Complexité de la relation entre l’auteur et la victime
Les défis auxquels sont confrontées les victimes qui se trouvent dans une situation de traite sont illustrés dans l’affaire de la Cour supérieure de l’Ontario de 2018, R v Lopez, 2018 ONSC 4749. Dans cette cause type, la victime de la traite des personnes à des fins d’exploitation sexuelle était une femme de 19 ans (la plaignante). M. Lopez (le délinquant) est devenu son petit ami et peu après elle a suggéré qu’elle s’adonne au commerce du sexe et que M. Lopez agisse comme son gérant. Ils se sont mis d’accord sur un partage des bénéfices et elle croyait fermement que cet arrangement commercial renforcerait leur relation globale et que son petit ami apprécierait l’argent. À l’époque, la plaignante était émotionnellement attachée à lui et elle pensait que l’argent le retiendrait. En quelques semaines, le partage des bénéfices s’est détérioré, et M. Lopez a conservé les gains hebdomadaires de 1 000 $ à 2 000 $ et n’a fourni à la plaignante que le minimum vital. En quelques mois, la relation s’est encore détériorée. La victime devait alors travailler jusqu’à ce que M. Lopez pense qu’elle avait gagné assez d’argent. Si la plaignante ne voulait pas travailler, il lui disait qu’il serait violent. Il la giflait, la menace et la punissait de plus en plus à ce stade. M. Lopez a même été accusé d’agression avec une arme, mais la plaignante l’aimait encore et elle était particulièrement désemparée chaque fois qu’il avait des relations ou voyageait avec d’autres femmes. Lorsque M. Lopez est parti en vacances en République dominicaine avec une autre femme, la plaignante s’est sentie blessée, contrariée et trahie. Elle a finalement décidé qu’elle en avait fini avec lui, mais s’inquiétait qu’elle ne puisse pas se débarrasser de M. Lopez et elle est allée à la police.

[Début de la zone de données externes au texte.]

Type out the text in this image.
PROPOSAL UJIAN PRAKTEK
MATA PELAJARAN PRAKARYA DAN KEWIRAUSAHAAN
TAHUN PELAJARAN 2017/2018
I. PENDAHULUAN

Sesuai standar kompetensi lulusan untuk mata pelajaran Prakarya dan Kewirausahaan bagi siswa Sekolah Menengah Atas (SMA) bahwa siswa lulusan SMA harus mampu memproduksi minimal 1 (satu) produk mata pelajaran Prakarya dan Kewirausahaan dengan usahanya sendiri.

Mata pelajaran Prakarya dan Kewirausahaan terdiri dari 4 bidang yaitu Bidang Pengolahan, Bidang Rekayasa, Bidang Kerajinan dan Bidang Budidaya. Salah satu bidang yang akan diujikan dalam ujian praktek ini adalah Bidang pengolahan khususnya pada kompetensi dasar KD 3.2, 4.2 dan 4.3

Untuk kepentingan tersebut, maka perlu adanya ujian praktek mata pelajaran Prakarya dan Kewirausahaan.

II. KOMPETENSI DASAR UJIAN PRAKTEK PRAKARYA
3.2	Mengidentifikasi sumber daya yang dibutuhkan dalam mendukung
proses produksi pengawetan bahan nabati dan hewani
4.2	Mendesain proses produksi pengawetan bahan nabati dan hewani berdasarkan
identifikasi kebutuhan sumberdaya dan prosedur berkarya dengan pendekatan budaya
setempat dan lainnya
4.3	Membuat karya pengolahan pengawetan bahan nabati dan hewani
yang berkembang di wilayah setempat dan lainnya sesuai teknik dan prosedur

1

La déclaration de la victime a révélé que celle-ci était amoureuse de M. Lopez, mais il lui avait pris tout ce qu’elle avait sur le plan émotionnel et financier. Elle pensait qu’elle aurait toujours peur, qu’elle serait sur ses gardes et qu’elle ne serait plus jamais capable de forger une relation normale parce qu’elle serait incapable de faire confiance à qui que ce soit.
Il existe de nombreuses façons dont une victime peut être impliquée dans une situation de traite. Les trafiquants utilisent différentes stratégies pour piéger les victimes : les auteurs de ces actes peuvent recourir à des tactiques aversives comme le chantage, la violence, l’enlèvement et le fait de forcer ou de tromper une victime à se droguer (Baird et Connolly, 2021). D’autres méthodes peuvent ressembler à ce qui s’est produit dans l’affaire R v Lopez, où la plaignante a décrit une dynamique avec l’accusé qui consistait en une combinaison d’implication émotionnelle et romantique, ainsi que de coercition et de violence physique. Des entrevues approfondies de Kennedy et ses collègues (2007) concernant d’anciens fournisseurs de services sexuels, des agents de l’escouade des mÅ“urs, des travailleurs sociaux, des parents de fournisseurs de services sexuels et des femmes activement impliquées dans le commerce du sexe ont révélé que les trafiquants qui utilisent une combinaison d’abus et d’affection sont en mesure de manipuler les victimes bien mieux que s’ils recouraient simplement à la violence. On constate que la violence n’évoque que peu de loyauté de la part des victimes, alors que l’affection et l’attention intermittentes peuvent soutenir une relation perçue.